HILL AIR FORCE BASE, Utah --
Summertime is heading our way, and with the warm weather, more adventures abound. Whether you are into boating, swimming, kayaking, or paddle boarding, there will be water hazards.
The Air Force Safety Center reports drownings happen nearly every year in lakes, rivers, oceans, pools and even small streams.
We cannot afford to lose good Airmen or their family members to any mishap that could easily be prevented.
Tragic water accidents can happen very quickly, and unexpectedly.
If you read or watch the news, you may have seen the story of how two brothers drowned in Utah Lake, notorious for being dangerous, with treacherous no-notice wind storms. Both of them happened to be wearing life jackets.
Two young ladies also died at the same lake in May of 2020.
It’s important to know the weather before you go and always anticipate the unexpected.
Cold water creates a shock to your body causing muscles to spasm and cramps. With many of our lakes and streams getting their water from mountain snowpack, water temperatures can contribute to fatalities on an otherwise warm day.
A lesser-known, but dangerous Utah hazard is driving across flash-flood waterways. Southern Utah is notorious for flash-flooding, which impacts many of the roads.
You may think that six inches of water is passable in your vehicle, when realistically the force generated by that water can sweep you away.
The number one rule when you encounter any water crossing the road is to turn around. Do not underestimate the depth of the water and the strength of the current.
Finally, when participating in sporting activities that involve water, always ensure that you have the skill level for what you are about to do.

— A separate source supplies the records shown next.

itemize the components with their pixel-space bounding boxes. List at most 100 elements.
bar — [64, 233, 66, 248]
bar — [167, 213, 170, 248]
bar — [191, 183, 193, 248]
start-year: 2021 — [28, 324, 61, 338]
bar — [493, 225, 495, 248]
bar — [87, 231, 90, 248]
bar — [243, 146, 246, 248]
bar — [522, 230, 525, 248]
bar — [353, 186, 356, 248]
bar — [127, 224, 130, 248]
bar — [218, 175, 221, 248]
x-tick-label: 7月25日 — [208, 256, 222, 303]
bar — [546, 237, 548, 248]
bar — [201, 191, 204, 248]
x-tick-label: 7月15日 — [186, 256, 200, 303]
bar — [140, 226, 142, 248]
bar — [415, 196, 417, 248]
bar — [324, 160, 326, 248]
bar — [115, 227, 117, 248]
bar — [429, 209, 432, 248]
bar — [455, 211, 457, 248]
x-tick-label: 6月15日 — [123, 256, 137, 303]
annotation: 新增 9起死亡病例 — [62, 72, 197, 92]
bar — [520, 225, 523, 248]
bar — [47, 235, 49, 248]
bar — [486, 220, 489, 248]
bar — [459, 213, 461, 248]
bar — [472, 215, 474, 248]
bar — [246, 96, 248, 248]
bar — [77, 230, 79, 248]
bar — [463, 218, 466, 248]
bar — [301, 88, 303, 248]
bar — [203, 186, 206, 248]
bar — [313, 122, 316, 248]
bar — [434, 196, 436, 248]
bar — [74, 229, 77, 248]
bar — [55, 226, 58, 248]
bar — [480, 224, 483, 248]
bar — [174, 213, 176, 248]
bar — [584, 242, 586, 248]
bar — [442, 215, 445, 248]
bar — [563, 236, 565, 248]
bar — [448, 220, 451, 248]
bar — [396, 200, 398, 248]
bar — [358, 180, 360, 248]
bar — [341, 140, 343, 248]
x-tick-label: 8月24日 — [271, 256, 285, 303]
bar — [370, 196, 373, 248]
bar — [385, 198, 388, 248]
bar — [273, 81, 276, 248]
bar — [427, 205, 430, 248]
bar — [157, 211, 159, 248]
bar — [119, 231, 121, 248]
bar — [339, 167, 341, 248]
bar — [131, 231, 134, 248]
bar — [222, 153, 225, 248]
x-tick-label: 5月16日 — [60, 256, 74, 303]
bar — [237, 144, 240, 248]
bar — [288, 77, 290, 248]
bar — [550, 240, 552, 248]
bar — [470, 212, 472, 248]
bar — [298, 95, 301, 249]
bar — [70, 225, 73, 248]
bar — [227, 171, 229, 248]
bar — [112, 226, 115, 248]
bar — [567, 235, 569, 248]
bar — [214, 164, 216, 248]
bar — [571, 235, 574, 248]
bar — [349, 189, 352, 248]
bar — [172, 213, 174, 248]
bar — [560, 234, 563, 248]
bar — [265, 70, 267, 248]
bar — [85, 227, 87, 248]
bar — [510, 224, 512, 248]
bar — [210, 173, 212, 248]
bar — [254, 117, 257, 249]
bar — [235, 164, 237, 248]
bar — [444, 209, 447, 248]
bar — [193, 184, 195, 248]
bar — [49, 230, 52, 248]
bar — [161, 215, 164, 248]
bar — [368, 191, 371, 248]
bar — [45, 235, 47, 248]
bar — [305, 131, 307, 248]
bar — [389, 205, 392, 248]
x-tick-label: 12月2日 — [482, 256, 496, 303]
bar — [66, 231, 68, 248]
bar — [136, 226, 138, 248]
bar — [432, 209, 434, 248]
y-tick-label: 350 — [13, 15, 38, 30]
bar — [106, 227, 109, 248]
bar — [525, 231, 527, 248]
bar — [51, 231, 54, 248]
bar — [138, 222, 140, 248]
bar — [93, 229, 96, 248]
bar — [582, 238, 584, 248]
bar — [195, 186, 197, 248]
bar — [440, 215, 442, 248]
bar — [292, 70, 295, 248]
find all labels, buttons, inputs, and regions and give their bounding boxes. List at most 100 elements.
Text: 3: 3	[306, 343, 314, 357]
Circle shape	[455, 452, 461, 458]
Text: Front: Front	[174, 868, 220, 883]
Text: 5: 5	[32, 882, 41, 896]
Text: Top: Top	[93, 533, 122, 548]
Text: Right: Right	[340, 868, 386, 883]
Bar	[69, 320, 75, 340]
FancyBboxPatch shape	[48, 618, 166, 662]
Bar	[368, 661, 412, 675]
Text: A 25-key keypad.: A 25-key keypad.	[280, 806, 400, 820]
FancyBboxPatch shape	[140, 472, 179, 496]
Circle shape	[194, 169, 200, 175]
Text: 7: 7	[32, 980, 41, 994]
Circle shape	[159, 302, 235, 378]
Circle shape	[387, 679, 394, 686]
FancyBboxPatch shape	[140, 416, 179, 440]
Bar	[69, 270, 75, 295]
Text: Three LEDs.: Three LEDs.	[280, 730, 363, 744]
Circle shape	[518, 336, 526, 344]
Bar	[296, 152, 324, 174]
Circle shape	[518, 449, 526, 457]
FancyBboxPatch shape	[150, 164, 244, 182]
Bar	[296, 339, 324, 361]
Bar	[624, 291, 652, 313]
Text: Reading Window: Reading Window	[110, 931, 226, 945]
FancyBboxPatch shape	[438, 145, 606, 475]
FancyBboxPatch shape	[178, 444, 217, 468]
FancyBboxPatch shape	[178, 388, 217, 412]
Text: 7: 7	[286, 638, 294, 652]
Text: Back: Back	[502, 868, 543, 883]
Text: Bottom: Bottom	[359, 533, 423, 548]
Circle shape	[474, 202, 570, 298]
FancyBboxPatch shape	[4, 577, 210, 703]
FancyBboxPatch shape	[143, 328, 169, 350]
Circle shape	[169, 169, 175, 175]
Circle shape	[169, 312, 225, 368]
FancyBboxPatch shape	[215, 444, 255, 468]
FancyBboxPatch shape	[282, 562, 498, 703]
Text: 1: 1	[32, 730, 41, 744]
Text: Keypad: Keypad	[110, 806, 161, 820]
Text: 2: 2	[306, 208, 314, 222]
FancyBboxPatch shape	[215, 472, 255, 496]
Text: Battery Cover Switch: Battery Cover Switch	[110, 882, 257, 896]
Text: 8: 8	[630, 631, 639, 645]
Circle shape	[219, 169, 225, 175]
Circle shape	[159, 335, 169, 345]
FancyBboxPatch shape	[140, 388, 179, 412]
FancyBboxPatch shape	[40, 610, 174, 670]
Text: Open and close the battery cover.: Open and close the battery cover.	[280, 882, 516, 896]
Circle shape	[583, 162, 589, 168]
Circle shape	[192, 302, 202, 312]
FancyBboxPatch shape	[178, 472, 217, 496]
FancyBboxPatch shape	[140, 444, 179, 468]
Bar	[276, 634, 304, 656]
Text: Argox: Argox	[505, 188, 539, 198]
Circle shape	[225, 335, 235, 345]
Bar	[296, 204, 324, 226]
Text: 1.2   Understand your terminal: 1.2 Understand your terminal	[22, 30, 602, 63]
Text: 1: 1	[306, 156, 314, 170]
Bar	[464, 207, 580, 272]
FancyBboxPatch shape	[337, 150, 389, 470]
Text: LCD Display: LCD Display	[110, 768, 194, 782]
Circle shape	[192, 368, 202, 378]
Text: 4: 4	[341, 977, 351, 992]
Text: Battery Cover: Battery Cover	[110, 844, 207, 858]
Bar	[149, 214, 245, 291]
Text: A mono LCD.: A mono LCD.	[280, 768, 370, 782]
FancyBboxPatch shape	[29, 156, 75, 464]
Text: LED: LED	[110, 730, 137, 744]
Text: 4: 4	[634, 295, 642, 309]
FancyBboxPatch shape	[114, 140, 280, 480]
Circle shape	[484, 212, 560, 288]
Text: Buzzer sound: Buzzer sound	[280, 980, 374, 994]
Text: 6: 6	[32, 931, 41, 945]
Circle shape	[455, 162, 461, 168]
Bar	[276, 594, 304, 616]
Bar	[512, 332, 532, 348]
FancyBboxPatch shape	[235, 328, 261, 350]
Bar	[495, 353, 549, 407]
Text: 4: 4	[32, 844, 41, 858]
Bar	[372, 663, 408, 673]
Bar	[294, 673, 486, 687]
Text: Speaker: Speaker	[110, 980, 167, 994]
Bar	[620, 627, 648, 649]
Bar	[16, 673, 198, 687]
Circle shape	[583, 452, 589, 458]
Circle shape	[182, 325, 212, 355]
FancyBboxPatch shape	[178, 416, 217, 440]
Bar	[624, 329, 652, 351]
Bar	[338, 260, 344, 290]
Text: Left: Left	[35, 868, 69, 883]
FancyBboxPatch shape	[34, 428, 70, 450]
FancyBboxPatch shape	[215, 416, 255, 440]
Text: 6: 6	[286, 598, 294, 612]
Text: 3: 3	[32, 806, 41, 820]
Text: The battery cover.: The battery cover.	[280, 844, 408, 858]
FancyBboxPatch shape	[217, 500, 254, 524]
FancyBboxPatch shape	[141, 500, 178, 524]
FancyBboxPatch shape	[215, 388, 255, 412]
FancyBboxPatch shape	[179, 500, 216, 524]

Do not involve alcohol in these types of activities, as it will impair your judgement and your stability and if you are pulled over in a boat at the marina or out in the water you can be cited for DUI.
The 75th Safety office encourages getting out to enjoy what you love to do, following the proper precautions and remaining level-headed. Please keep these safety facts in the back of your mind and conduct a self-risk assessment of your activity.